There’s more evidence of the toll the COVID-19 pandemic is taking on health-care workers.
As a nurse, Sarah Walji has shouldered more than her share of the pandemic.
“You’re working 60-110 hours a week. And I know that’s just not myself. It’s a bunch of my colleagues as well.”
In addition to being a public health nurse, Walji is a psychiatric nurse in Oakville, Ont. In the past year, she says she encountered more patients with urgent mental health crises. Eventually, it became too much.
“I was having quite a lot of abdominal pain, quite a lot of fatigue as well. You just felt chronically tired. And that’s coupled with burnout.”
After cutting back on her workweek, she felt guilty.
Warnings of burnout among health workers have been ringing for months, especially in a health-care system that’s chronically understaffed nationwide.
Before COVID 19, there were signs of improvement. A report from the Canadian Institute for Health Information shows the number of regulated nurses in Canada actually increased, by 1.9 per cent between 2018 and 2019, to a total of 439,975.
But the pandemic is producing troubling stats.
In a survey of 2,100 nurses conducted by the Registered Nurses Association of Ontario in February, 95.7 per cent of respondents reported stress from the pandemic, and, at least 13 per cent of registered nurses aged 26 to 35 said they’re very likely to leave the profession after the pandemic is over. That’s four times the normal rate of attrition for that age group.
In Toronto, long-time registered nurse Liz Romano says the pandemic is devastating her colleagues.
“I get many calls at night, because I am a representative of our union in our site, and they’re crying.
“The nurses are going home crying.”
Her union, the Ontario Nurses Association, says the province has the lowest nurse-to-patient ratio in Canada. Michael Hurley, of the Canadian Union of Public Employees, says the Ford government’s promise to improve health-care staffing is undercut by other realities, like wage restraints on current employees.
“They’re limited this year to a one per cent wage increase, under law.

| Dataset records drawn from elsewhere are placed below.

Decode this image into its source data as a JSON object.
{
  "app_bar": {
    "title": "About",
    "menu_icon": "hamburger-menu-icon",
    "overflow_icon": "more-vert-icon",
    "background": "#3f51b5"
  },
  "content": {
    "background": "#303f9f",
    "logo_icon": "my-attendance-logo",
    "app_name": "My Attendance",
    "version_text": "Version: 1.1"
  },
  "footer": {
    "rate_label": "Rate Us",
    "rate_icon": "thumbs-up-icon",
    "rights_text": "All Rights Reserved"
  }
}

That doesn’t apply to police, fire, paramedics or other essential service workers. It applies to them.”
But help is on the way, from nursing students flowing through accelerated university programs.

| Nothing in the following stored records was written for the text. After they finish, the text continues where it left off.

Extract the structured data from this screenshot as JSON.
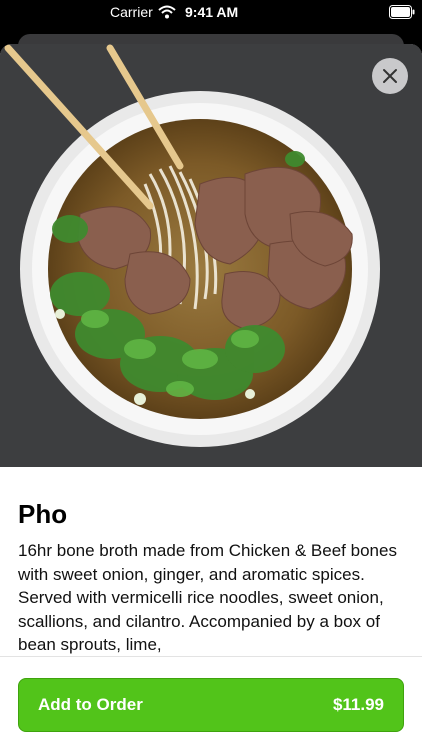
{
  "status_bar": {
    "carrier": "Carrier",
    "time": "9:41 AM"
  },
  "item": {
    "image": "pho-bowl-photo",
    "title": "Pho",
    "description": "16hr bone broth made from Chicken & Beef bones with sweet onion, ginger, and aromatic spices. Served with vermicelli rice noodles, sweet onion, scallions, and cilantro. Accompanied by a box of bean sprouts, lime,"
  },
  "actions": {
    "close_icon": "close-icon",
    "add_label": "Add to Order",
    "price": "$11.99"
  },
  "colors": {
    "accent": "#52c41a"
  }
}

Twenty-one-year-old Sydney Flores was just accepted into nursing at the University of British Columbia. Flores says she was inspired, as a child, by nurses caring for loved ones who passed away.
“I really witnessed the kindness and compassion of nurses and I thought to myself ‘that’s what I want to devote the rest of my life to providing as well.'”

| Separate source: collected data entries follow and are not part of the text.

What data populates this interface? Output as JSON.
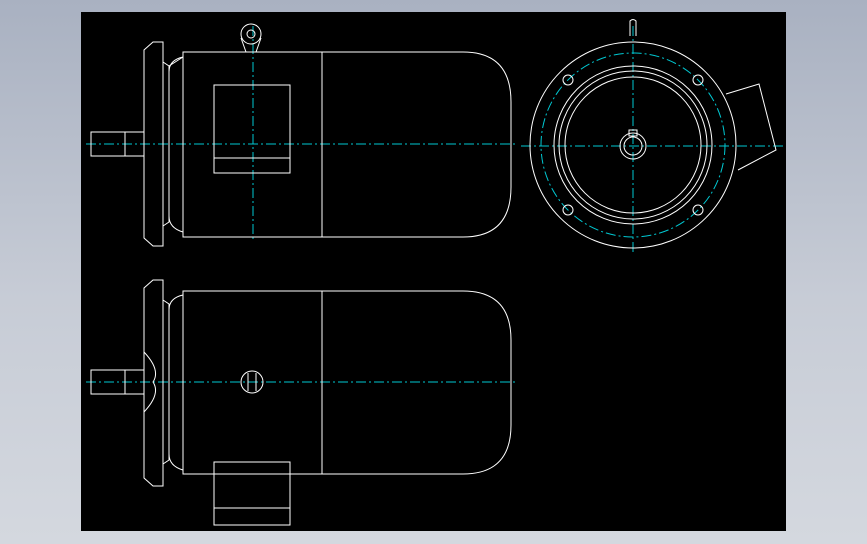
{
  "colors": {
    "viewport_background": "#000000",
    "outline": "#ffffff",
    "centerline": "#00c8d2",
    "window_background": "#b4bbc8"
  },
  "drawing": {
    "views": [
      "side-view-top",
      "end-view",
      "side-view-bottom"
    ]
  }
}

Universities are reporting an increase in students applying to enter nursing schools. Applications at UBC have gone up from 500 a year to 800, for 120 available spaces. Many nursing students say the pandemic only strengthens their resolve.
“You hear the nurses talking about just how awful it is sometimes,” says Jessica Wingfield, who has completed her final year at the University of Ottawa.
“Definitely, the nerves come in and I get a little bit scared to jump into it. But for the most part, I’m pretty eager to get out there and start helping out.”
In her final year of nursing at Dalhousie University, Anika Daclan says the pandemic has brought to light challenges within the sector.
“COVID has highlighted the different long-standing inequities in our health-care system. And moving forward, I think that is something I’d like — to work in combating those systemic inequalities.”
But, Linda Silas of the Canadian Federation of Nurses Unions, which represents 200,000 nurses, says attracting enough new nurses to offset pandemic burnout and attrition requires extreme measures.
“Why don’t we just give free education for health-care workers, health-care professionals throughout the country for four, six years? Until we get over this bump.”
Silas says she’s glad help is on the way, but, doubts it will be enough.